Methods: Of 190 patients entered into the study, 95 received iopromide and 95 received a comparator (iopamidol, n = 55; and iohexol, n = 40) at 300 mg I/mL. Efficacy, adverse experiences (AEs), and tolerance were measured, and a safety profile was obtained that monitored changes at 24 hours in physical examination, vital signs, hematologic profile, and blood chemistries.
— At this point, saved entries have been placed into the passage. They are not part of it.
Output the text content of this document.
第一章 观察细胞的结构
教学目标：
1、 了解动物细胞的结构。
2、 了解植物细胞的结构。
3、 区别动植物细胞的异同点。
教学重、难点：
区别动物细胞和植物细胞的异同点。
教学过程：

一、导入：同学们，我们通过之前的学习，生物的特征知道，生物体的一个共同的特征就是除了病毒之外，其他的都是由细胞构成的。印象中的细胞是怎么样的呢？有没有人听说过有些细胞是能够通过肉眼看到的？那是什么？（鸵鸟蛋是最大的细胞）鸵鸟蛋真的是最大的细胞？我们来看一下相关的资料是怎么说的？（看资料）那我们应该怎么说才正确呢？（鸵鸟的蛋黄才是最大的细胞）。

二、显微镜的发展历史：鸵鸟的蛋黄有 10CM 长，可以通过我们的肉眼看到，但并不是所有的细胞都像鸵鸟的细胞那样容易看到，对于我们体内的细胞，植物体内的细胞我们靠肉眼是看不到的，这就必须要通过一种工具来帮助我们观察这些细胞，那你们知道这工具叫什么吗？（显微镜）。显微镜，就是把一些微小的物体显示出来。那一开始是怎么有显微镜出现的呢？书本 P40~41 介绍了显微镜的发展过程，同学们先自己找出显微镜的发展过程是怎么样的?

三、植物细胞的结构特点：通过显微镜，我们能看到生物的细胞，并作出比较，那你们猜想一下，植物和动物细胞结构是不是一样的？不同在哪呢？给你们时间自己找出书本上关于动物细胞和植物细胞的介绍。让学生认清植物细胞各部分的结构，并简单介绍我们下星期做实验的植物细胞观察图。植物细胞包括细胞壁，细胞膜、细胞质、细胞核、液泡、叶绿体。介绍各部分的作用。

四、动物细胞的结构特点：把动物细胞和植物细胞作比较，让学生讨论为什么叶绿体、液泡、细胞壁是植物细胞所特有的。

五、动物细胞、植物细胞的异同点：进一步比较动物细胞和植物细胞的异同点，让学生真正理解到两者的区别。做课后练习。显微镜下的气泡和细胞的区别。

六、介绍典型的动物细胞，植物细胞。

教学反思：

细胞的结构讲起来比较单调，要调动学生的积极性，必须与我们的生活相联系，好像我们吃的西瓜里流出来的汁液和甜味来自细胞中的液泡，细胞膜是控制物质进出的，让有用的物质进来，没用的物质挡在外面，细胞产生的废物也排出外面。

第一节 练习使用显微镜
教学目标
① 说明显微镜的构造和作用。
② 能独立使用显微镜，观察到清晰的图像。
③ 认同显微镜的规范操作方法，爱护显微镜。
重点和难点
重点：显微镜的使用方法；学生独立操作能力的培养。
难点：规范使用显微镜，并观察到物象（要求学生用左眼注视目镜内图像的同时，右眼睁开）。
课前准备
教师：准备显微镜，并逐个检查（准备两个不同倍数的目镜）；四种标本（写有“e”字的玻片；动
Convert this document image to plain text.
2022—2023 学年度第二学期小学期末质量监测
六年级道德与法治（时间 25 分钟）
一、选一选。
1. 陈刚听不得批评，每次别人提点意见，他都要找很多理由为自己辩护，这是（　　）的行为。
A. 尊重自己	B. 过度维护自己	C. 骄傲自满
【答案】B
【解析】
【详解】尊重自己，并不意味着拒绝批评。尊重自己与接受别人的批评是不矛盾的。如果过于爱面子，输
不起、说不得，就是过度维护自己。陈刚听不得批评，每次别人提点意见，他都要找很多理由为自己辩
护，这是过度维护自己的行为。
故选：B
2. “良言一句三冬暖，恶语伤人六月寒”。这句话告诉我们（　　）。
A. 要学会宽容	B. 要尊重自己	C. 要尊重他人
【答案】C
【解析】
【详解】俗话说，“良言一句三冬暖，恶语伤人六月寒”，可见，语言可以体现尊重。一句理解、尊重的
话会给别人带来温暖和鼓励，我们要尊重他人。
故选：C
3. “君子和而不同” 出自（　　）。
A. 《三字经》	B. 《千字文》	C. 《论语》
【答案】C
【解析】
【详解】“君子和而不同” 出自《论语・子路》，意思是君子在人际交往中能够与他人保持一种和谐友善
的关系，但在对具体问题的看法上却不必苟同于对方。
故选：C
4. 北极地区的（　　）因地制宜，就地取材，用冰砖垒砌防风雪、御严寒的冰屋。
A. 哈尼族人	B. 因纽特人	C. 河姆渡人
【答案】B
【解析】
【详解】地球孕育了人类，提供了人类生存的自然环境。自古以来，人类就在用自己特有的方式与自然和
Results: Efficacy was similar for all drugs with excellent/good visualization in 98.4% of studies. The total number of patients reporting AEs was equivalent (iopromide 13.8%, comparators 12.6%; P > .10). However, although 2.5% of patients in the iopromide and iopamidol groups had possibly related mild AEs, 15% receiving iohexol had related AEs, one of which was severe. Excellent tolerance was noted, with no patients reporting localized pain; there were low rates of mild to moderate warmth on injection (8.5% for iopromide versus 9.5% for comparators; P > .10). Safety profiles were comparable. Postprocedure, there were no significant changes or significant differences between groups, except for a significantly increased incidence of systolic blood pressure decrease by greater than 20 mm Hg at 24 hours in the comparator group.
Conclusions: Iopromide has an efficacy, safety, and tolerance profile comparable to that of iopamidol and iohexol at 300 mg I/mL for head and body CECT. It may have a superior adverse experience profile to iohexol, but is similar to iopamidol. Thus, iopromide is a reasonable choice of nonionic contrast medium for all CECT procedures.